Respondent argues that the court's aid is not required and therefore the petition should be dismissed pursuant to Family Court Act § 1051(c), because he has no further plans to be in contact with the child. Assuming that respondent raised this argument before Family Court, we reject it. Respondent offers no evidence to support his claim that he has no plans to be in contact with the child ever again, and the record strongly suggests otherwise. Respondent referred to the child as his “baby.” He told the CPS and the police officer that he loved the child as though she were his flesh and blood and that he had been with her since day one. The CPS reported that the child perceived respondent as her father, and the mother similarly referred to him as such.

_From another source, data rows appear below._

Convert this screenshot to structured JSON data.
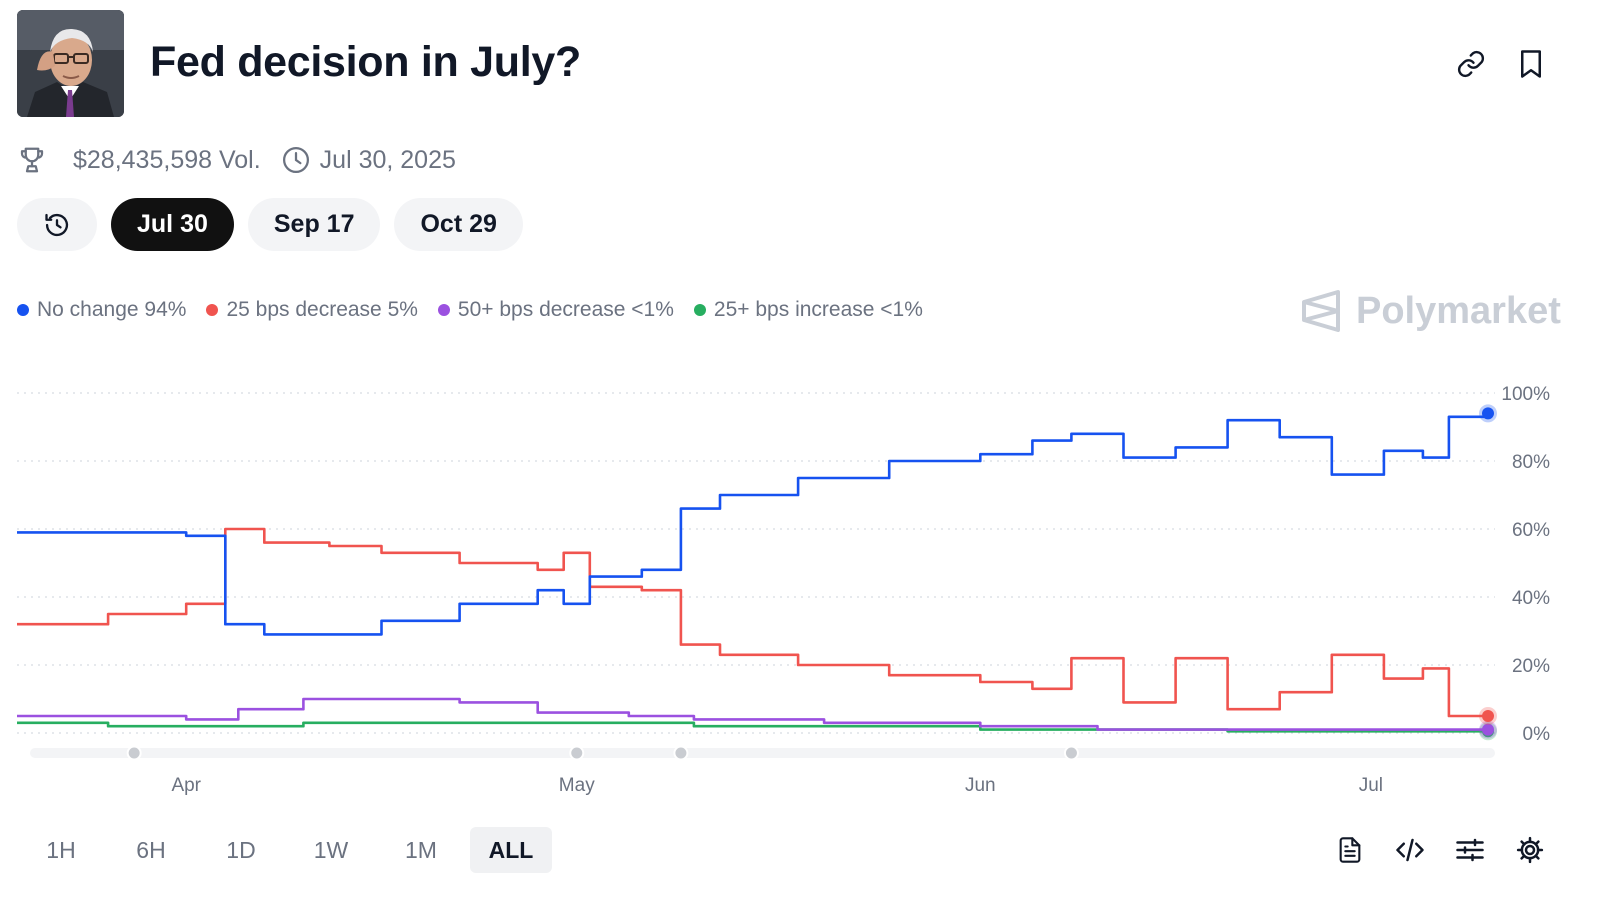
{
  "header": {
    "title": "Fed decision in July?",
    "volume": "$28,435,598 Vol.",
    "date": "Jul 30, 2025",
    "icons": [
      "link-icon",
      "bookmark-icon",
      "trophy-icon",
      "clock-icon"
    ]
  },
  "date_tabs": [
    {
      "label": "",
      "icon": "history-icon",
      "active": false
    },
    {
      "label": "Jul 30",
      "active": true
    },
    {
      "label": "Sep 17",
      "active": false
    },
    {
      "label": "Oct 29",
      "active": false
    }
  ],
  "legend": [
    {
      "label": "No change 94%",
      "color": "#1652f0"
    },
    {
      "label": "25 bps decrease 5%",
      "color": "#f0544f"
    },
    {
      "label": "50+ bps decrease <1%",
      "color": "#9b51e0"
    },
    {
      "label": "25+ bps increase <1%",
      "color": "#27ae60"
    }
  ],
  "brand": "Polymarket",
  "time_ranges": [
    {
      "label": "1H",
      "active": false
    },
    {
      "label": "6H",
      "active": false
    },
    {
      "label": "1D",
      "active": false
    },
    {
      "label": "1W",
      "active": false
    },
    {
      "label": "1M",
      "active": false
    },
    {
      "label": "ALL",
      "active": true
    }
  ],
  "tools": [
    "document-icon",
    "code-icon",
    "sliders-icon",
    "gear-icon"
  ],
  "chart_data": {
    "type": "line",
    "y_unit": "%",
    "ylim": [
      0,
      100
    ],
    "y_ticks": [
      "100%",
      "80%",
      "60%",
      "40%",
      "20%",
      "0%"
    ],
    "x_ticks": [
      "Apr",
      "May",
      "Jun",
      "Jul"
    ],
    "grid": true,
    "series": [
      {
        "name": "No change",
        "color": "#1652f0",
        "x": [
          "Mar 19",
          "Mar 26",
          "Apr 1",
          "Apr 4",
          "Apr 7",
          "Apr 12",
          "Apr 16",
          "Apr 22",
          "Apr 28",
          "Apr 30",
          "May 2",
          "May 6",
          "May 9",
          "May 12",
          "May 18",
          "May 25",
          "Jun 1",
          "Jun 5",
          "Jun 8",
          "Jun 12",
          "Jun 16",
          "Jun 20",
          "Jun 24",
          "Jun 28",
          "Jul 2",
          "Jul 5",
          "Jul 7",
          "Jul 10"
        ],
        "values": [
          59,
          59,
          58,
          32,
          29,
          29,
          33,
          38,
          42,
          38,
          46,
          48,
          66,
          70,
          75,
          80,
          82,
          86,
          88,
          81,
          84,
          92,
          87,
          76,
          83,
          81,
          93,
          94
        ]
      },
      {
        "name": "25 bps decrease",
        "color": "#f0544f",
        "x": [
          "Mar 19",
          "Mar 26",
          "Apr 1",
          "Apr 4",
          "Apr 7",
          "Apr 12",
          "Apr 16",
          "Apr 22",
          "Apr 28",
          "Apr 30",
          "May 2",
          "May 6",
          "May 9",
          "May 12",
          "May 18",
          "May 25",
          "Jun 1",
          "Jun 5",
          "Jun 8",
          "Jun 12",
          "Jun 16",
          "Jun 20",
          "Jun 24",
          "Jun 28",
          "Jul 2",
          "Jul 5",
          "Jul 7",
          "Jul 10"
        ],
        "values": [
          32,
          35,
          38,
          60,
          56,
          55,
          53,
          50,
          48,
          53,
          43,
          42,
          26,
          23,
          20,
          17,
          15,
          13,
          22,
          9,
          22,
          7,
          12,
          23,
          16,
          19,
          5,
          5
        ]
      },
      {
        "name": "50+ bps decrease",
        "color": "#9b51e0",
        "x": [
          "Mar 19",
          "Mar 26",
          "Apr 1",
          "Apr 5",
          "Apr 10",
          "Apr 15",
          "Apr 22",
          "Apr 28",
          "May 5",
          "May 10",
          "May 20",
          "Jun 1",
          "Jun 10",
          "Jun 20",
          "Jul 1",
          "Jul 10"
        ],
        "values": [
          5,
          5,
          4,
          7,
          10,
          10,
          9,
          6,
          5,
          4,
          3,
          2,
          1,
          1,
          1,
          1
        ]
      },
      {
        "name": "25+ bps increase",
        "color": "#27ae60",
        "x": [
          "Mar 19",
          "Mar 26",
          "Apr 1",
          "Apr 5",
          "Apr 10",
          "Apr 20",
          "May 1",
          "May 10",
          "May 20",
          "Jun 1",
          "Jun 10",
          "Jun 20",
          "Jul 1",
          "Jul 10"
        ],
        "values": [
          3,
          2,
          2,
          2,
          3,
          3,
          3,
          2,
          2,
          1,
          1,
          0.5,
          0.5,
          0.5
        ]
      }
    ]
  }
}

Petitioner proved by a preponderance of the evidence that respondent also neglected the child by misusing alcohol and marijuana (Family Court Act §§ 1012[f][i][B]; 1046[a][iii] ). Contrary to respondent's contention that there is no evidence of the frequency or effects of his alcohol use, the child's unrebutted statements to the CPS encompass both points. She told the CPS that respondent drank every day, that his doing so made him sway from side to side and made him “crazy” and “different.” Respondent failed to offer evidence to the contrary or a reason to doubt the reliability of the child's statements. Nor did he say that he was in a rehabilitation program so as to render the statutory presumption of neglect based on misuse of alcohol inapplicable (see Family Court Act § 1046[a][iii]). Respondent argues that there is no evidence of the specific effects of his alcohol use on his parenting or treatment of the child. However, given respondent's regular alcohol use, the statute does not require such evidence (see Matter of Nasiim W. [Keala M.], 88 A.D.3d 452, 931 N.Y.S.2d 4 [1st Dept. 2011]). The evidence of respondent's marijuana use includes his own testimony that a normal day for him includes marijuana, and he freely admitted to the CPS that he used marijuana, an unrebutted admission corroborated by the mother's testimony. Respondent failed to rebut petitioner's prima facie case of neglect on this basis by showing that he is in drug rehabilitation (Matter of Shaun H. [Monique B.], 161 A.D.3d 559, 76 N.Y.S.3d 57 [1st Dept. 2018]; Matter of Nyheem E. [Jamila G.], 134 A.D.3d 517, 519, 23 N.Y.S.3d 9 [1st Dept. 2015]).

We have considered respondent's remaining arguments and find them unavailing.